While he welcomed the VAT cut extension, Reed noted that the measures are “not even a band aid for a sector that remains severely wounded.”

He said: “Festivals support 85,000 jobs in the UK and our most recent member surveys suggest redundancies of at least 50.5 per cent across the sector, some of which have unfortunately already taken place. This remains a broad-brush approach, and we urgently need targeted support.

“We are awaiting the outcome of Culture Recovery Fund applications on 5th October and this will determine if the independent festival sector will in fact receive the support that it urgently requires.”

Digital, Culture, Media and Sport (DCMS) committee chair Julian Knight, added: “We welcome this economy-wide intervention from the chancellor. However, it still leaves many hundreds of thousands of workers in events, arts and cultural parts of the economy with a grim future.

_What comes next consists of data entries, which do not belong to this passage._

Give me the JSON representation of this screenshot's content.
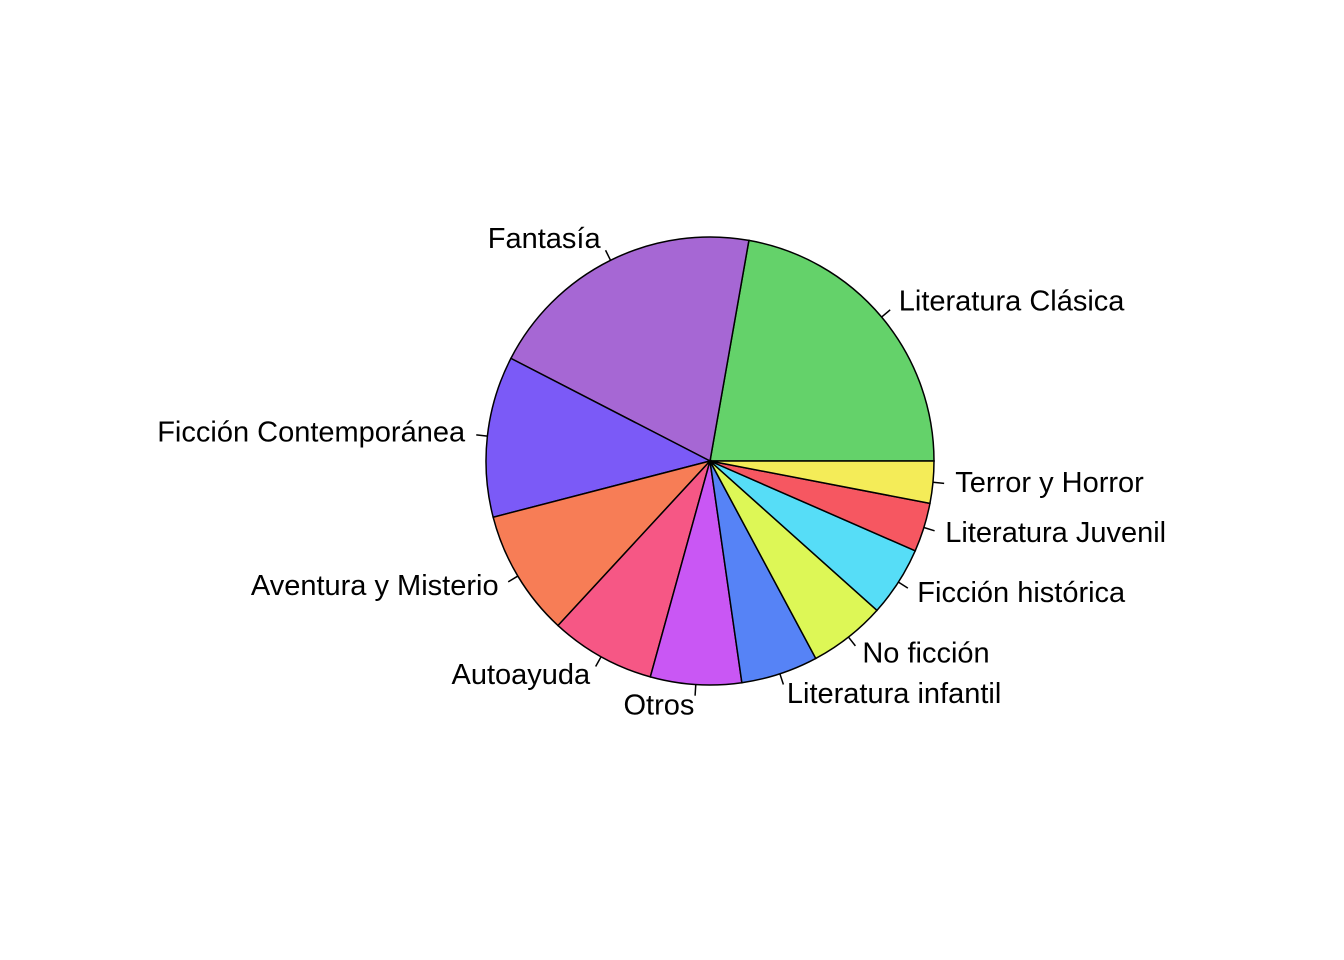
{
  "chart_data": {
    "type": "pie",
    "direction": "counterclockwise",
    "start": "right",
    "slices": [
      {
        "label": "Literatura Clásica",
        "value": 22.0,
        "color": "#64D26A"
      },
      {
        "label": "Fantasía",
        "value": 20.0,
        "color": "#A667D4"
      },
      {
        "label": "Ficción Contemporánea",
        "value": 11.5,
        "color": "#7B5AF7"
      },
      {
        "label": "Aventura y Misterio",
        "value": 9.0,
        "color": "#F77D56"
      },
      {
        "label": "Autoayuda",
        "value": 7.5,
        "color": "#F65785"
      },
      {
        "label": "Otros",
        "value": 6.5,
        "color": "#C957F4"
      },
      {
        "label": "Literatura infantil",
        "value": 5.5,
        "color": "#5683F6"
      },
      {
        "label": "No ficción",
        "value": 5.5,
        "color": "#DDF756"
      },
      {
        "label": "Ficción histórica",
        "value": 5.0,
        "color": "#56DDF7"
      },
      {
        "label": "Literatura Juvenil",
        "value": 3.5,
        "color": "#F65761"
      },
      {
        "label": "Terror y Horror",
        "value": 3.0,
        "color": "#F4EC58"
      }
    ]
  }
}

“The truth is, three times as many people in these sectors are currently on furlough than the national average, which suggests that the Job Support Scheme may not be able to stop unprecedented redundancies and many organisations from facing extinction.”

Elsewhere, Michael Kill, chief executive at Night Time Industries Association, said the new Jobs Support Scheme is throwing a “much-needed lifeline to hundreds of thousands of workers in the night-time economy,” but adds that more support will be needed.

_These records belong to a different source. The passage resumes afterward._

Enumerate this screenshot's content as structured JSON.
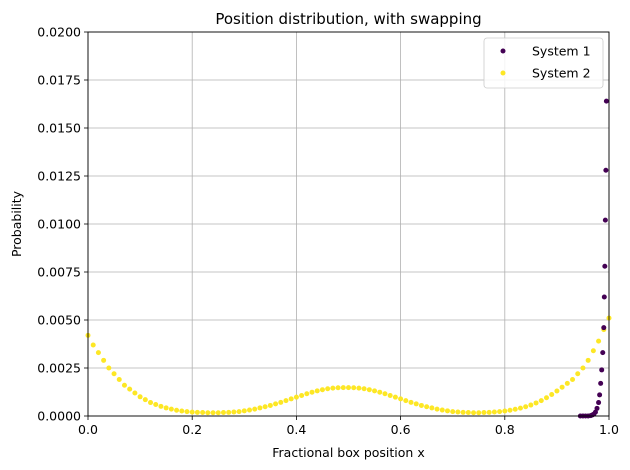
{
  "chart_data": {
    "type": "scatter",
    "title": "Position distribution, with swapping",
    "xlabel": "Fractional box position x",
    "ylabel": "Probability",
    "xlim": [
      0.0,
      1.0
    ],
    "ylim": [
      0.0,
      0.02
    ],
    "xticks": [
      0.0,
      0.2,
      0.4,
      0.6,
      0.8,
      1.0
    ],
    "xtick_labels": [
      "0.0",
      "0.2",
      "0.4",
      "0.6",
      "0.8",
      "1.0"
    ],
    "yticks": [
      0.0,
      0.0025,
      0.005,
      0.0075,
      0.01,
      0.0125,
      0.015,
      0.0175,
      0.02
    ],
    "ytick_labels": [
      "0.0000",
      "0.0025",
      "0.0050",
      "0.0075",
      "0.0100",
      "0.0125",
      "0.0150",
      "0.0175",
      "0.0200"
    ],
    "grid": true,
    "legend_position": "top-right",
    "series": [
      {
        "name": "System 1",
        "color": "#440154",
        "points": [
          [
            0.945,
            0.0
          ],
          [
            0.95,
            0.0
          ],
          [
            0.955,
            0.0
          ],
          [
            0.96,
            0.0
          ],
          [
            0.965,
            2e-05
          ],
          [
            0.968,
            5e-05
          ],
          [
            0.971,
            0.0001
          ],
          [
            0.974,
            0.0002
          ],
          [
            0.977,
            0.0004
          ],
          [
            0.98,
            0.0007
          ],
          [
            0.982,
            0.0011
          ],
          [
            0.984,
            0.0017
          ],
          [
            0.986,
            0.0024
          ],
          [
            0.988,
            0.0033
          ],
          [
            0.99,
            0.0046
          ],
          [
            0.991,
            0.0062
          ],
          [
            0.992,
            0.0078
          ],
          [
            0.993,
            0.0102
          ],
          [
            0.994,
            0.0128
          ],
          [
            0.995,
            0.0164
          ]
        ]
      },
      {
        "name": "System 2",
        "color": "#fde725",
        "points": [
          [
            0.0,
            0.0042
          ],
          [
            0.01,
            0.0037
          ],
          [
            0.02,
            0.0033
          ],
          [
            0.03,
            0.0029
          ],
          [
            0.04,
            0.0025
          ],
          [
            0.05,
            0.0022
          ],
          [
            0.06,
            0.0019
          ],
          [
            0.07,
            0.0016
          ],
          [
            0.08,
            0.0014
          ],
          [
            0.09,
            0.0012
          ],
          [
            0.1,
            0.001
          ],
          [
            0.11,
            0.00085
          ],
          [
            0.12,
            0.0007
          ],
          [
            0.13,
            0.0006
          ],
          [
            0.14,
            0.0005
          ],
          [
            0.15,
            0.00042
          ],
          [
            0.16,
            0.00036
          ],
          [
            0.17,
            0.0003
          ],
          [
            0.18,
            0.00026
          ],
          [
            0.19,
            0.00023
          ],
          [
            0.2,
            0.0002
          ],
          [
            0.21,
            0.00019
          ],
          [
            0.22,
            0.00018
          ],
          [
            0.23,
            0.00017
          ],
          [
            0.24,
            0.00017
          ],
          [
            0.25,
            0.00017
          ],
          [
            0.26,
            0.00018
          ],
          [
            0.27,
            0.00019
          ],
          [
            0.28,
            0.00021
          ],
          [
            0.29,
            0.00023
          ],
          [
            0.3,
            0.00027
          ],
          [
            0.31,
            0.00031
          ],
          [
            0.32,
            0.00036
          ],
          [
            0.33,
            0.00042
          ],
          [
            0.34,
            0.00048
          ],
          [
            0.35,
            0.00055
          ],
          [
            0.36,
            0.00063
          ],
          [
            0.37,
            0.00071
          ],
          [
            0.38,
            0.0008
          ],
          [
            0.39,
            0.00089
          ],
          [
            0.4,
            0.00098
          ],
          [
            0.41,
            0.00107
          ],
          [
            0.42,
            0.00116
          ],
          [
            0.43,
            0.00124
          ],
          [
            0.44,
            0.00131
          ],
          [
            0.45,
            0.00137
          ],
          [
            0.46,
            0.00142
          ],
          [
            0.47,
            0.00145
          ],
          [
            0.48,
            0.00147
          ],
          [
            0.49,
            0.00148
          ],
          [
            0.5,
            0.00148
          ],
          [
            0.51,
            0.00147
          ],
          [
            0.52,
            0.00145
          ],
          [
            0.53,
            0.00142
          ],
          [
            0.54,
            0.00137
          ],
          [
            0.55,
            0.00131
          ],
          [
            0.56,
            0.00124
          ],
          [
            0.57,
            0.00116
          ],
          [
            0.58,
            0.00107
          ],
          [
            0.59,
            0.00098
          ],
          [
            0.6,
            0.00089
          ],
          [
            0.61,
            0.0008
          ],
          [
            0.62,
            0.00071
          ],
          [
            0.63,
            0.00063
          ],
          [
            0.64,
            0.00055
          ],
          [
            0.65,
            0.00048
          ],
          [
            0.66,
            0.00042
          ],
          [
            0.67,
            0.00036
          ],
          [
            0.68,
            0.00031
          ],
          [
            0.69,
            0.00027
          ],
          [
            0.7,
            0.00023
          ],
          [
            0.71,
            0.00021
          ],
          [
            0.72,
            0.00019
          ],
          [
            0.73,
            0.00018
          ],
          [
            0.74,
            0.00017
          ],
          [
            0.75,
            0.00017
          ],
          [
            0.76,
            0.00018
          ],
          [
            0.77,
            0.00019
          ],
          [
            0.78,
            0.00021
          ],
          [
            0.79,
            0.00023
          ],
          [
            0.8,
            0.00026
          ],
          [
            0.81,
            0.0003
          ],
          [
            0.82,
            0.00035
          ],
          [
            0.83,
            0.00041
          ],
          [
            0.84,
            0.00048
          ],
          [
            0.85,
            0.00057
          ],
          [
            0.86,
            0.00068
          ],
          [
            0.87,
            0.0008
          ],
          [
            0.88,
            0.00095
          ],
          [
            0.89,
            0.00112
          ],
          [
            0.9,
            0.0013
          ],
          [
            0.91,
            0.0015
          ],
          [
            0.92,
            0.0017
          ],
          [
            0.93,
            0.0019
          ],
          [
            0.94,
            0.0022
          ],
          [
            0.95,
            0.0025
          ],
          [
            0.96,
            0.0029
          ],
          [
            0.97,
            0.0034
          ],
          [
            0.98,
            0.0039
          ],
          [
            0.99,
            0.0045
          ],
          [
            1.0,
            0.0051
          ]
        ]
      }
    ]
  }
}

He said: “We are seeking more clarity about what this announcement means for the majority of businesses in the night-time economy who do not know when, or if, they will be able to reopen their doors. These businesses cannot be allowed to collapse as the diversity and creativity of the UK’s night-time economy will die with them.

“We are also very concerned that the extension of business support loans will result in more painful debt for those already overburdened financially, many of whom are languishing in up to three-quarters of commercial rent debt with no certainty on when this will be due.

“More support will be needed. The majority of our sector is still unable to even open and trade. Night-time economy businesses have been unfairly targeted by the new 10 pm curfew, which we believe has no scientific basis and will prevent businesses from rebuilding the necessary revenue to stay afloat. The government must rethink this curfew and consider further sector-specific support for our industry if it wants to save Britain’s most loved cultural institutions.”

Marie Lindqvist, senior vice-president at ASM Global, called for help from the UK government on LinkedIn following the announcement. The executive said the sector needs to know what the winter looks like with support for short-term work, referring to the German government’s guarantee at the possibility of lay-offs throughout 2021.

She said: “Soon we’ll be going into October. It is still empty in the stands and we are still without a timetable and revenue. From December, we also do not know whether we can count on continued lay-off aid, so-called short-term work. From then on, the event industry risks facing 100-per-cent wage costs and continuing to ban the business.

“If the government is going to run the line now and help us save the jobs, we need to know now what winter looks like for us with support for short-term work. In Germany, the government has already guaranteed the possibility of lay-offs throughout 2021 unless the wheels start spinning again. Our long lead times for bookings mean that we now need to know what we can count on Q1 and Q2 2021. Help us get through this now and save jobs!”

Meanwhile, the WeMakeEvents campaign group, which has staged a series of demonstrations during the shutdown of live events to highlight the damage being done to the industry, has announced it will host another silent protest planned for Tuesday in front of Parliament.